8. The Sample Size for the Training Set

This information is not provided. The document describes a "comparative analysis" and a "reproducibility study," which are essentially validation or performance studies, not training. For an in vitro diagnostic reagent, the concept of a "training set" for an algorithm is generally not applicable in the same way it is for AI/machine learning. The reagent itself is formulated based on scientific principles, not "trained" on data.

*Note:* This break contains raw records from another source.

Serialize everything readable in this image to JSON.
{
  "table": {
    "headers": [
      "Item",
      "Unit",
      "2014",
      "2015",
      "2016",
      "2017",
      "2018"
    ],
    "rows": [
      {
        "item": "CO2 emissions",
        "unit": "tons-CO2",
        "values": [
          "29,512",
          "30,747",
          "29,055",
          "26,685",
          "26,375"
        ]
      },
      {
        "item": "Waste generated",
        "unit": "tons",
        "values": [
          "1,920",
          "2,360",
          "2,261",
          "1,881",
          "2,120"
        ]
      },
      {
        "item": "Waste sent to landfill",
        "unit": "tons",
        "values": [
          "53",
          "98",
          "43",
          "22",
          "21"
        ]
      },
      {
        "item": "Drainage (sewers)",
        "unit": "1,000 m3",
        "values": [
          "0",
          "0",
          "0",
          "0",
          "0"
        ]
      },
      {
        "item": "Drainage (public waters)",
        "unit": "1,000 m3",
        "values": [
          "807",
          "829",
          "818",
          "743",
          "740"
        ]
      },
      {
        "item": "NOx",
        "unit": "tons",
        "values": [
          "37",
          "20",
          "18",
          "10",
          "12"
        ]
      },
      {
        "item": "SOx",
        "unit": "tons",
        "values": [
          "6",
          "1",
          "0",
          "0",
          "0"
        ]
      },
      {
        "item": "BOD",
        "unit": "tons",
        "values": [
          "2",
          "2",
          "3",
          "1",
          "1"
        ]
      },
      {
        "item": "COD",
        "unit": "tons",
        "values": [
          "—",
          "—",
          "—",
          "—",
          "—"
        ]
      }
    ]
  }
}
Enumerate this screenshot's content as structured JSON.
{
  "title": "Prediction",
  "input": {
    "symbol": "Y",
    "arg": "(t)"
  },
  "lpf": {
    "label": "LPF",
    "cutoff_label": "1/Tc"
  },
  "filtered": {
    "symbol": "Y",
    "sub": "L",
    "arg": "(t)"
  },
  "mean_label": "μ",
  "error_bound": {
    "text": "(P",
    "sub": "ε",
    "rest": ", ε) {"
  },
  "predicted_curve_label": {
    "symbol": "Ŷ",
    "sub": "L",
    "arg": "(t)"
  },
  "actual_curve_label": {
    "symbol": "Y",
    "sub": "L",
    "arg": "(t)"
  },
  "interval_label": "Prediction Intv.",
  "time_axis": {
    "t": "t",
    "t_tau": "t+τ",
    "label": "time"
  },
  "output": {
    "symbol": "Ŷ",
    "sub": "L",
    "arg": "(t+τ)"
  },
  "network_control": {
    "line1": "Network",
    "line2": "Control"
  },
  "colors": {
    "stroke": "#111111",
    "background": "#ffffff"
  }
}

9. How the Ground Truth for the Training Set Was Established

This information is not applicable as there is no "training set" in the context of an in vitro diagnostic reagent. The reagent's properties and composition (e.g., "residual Factor V activity of less than or equal to 1%" and "activities of the remaining coagulation factors of more than 40%") are established through manufacturing and quality control processes based on biochemical standards, not through a data-driven training process.

§ 864.7290 Factor deficiency test.

(a)
Identification. A factor deficiency test is a device used to diagnose specific coagulation defects, to monitor certain types of therapy, to detect coagulation inhibitors, and to detect a carrier state (a person carrying both a recessive gene for a coagulation factor deficiency such as hemophilia and the corresponding normal gene).(b)
Classification. Class II (performance standards).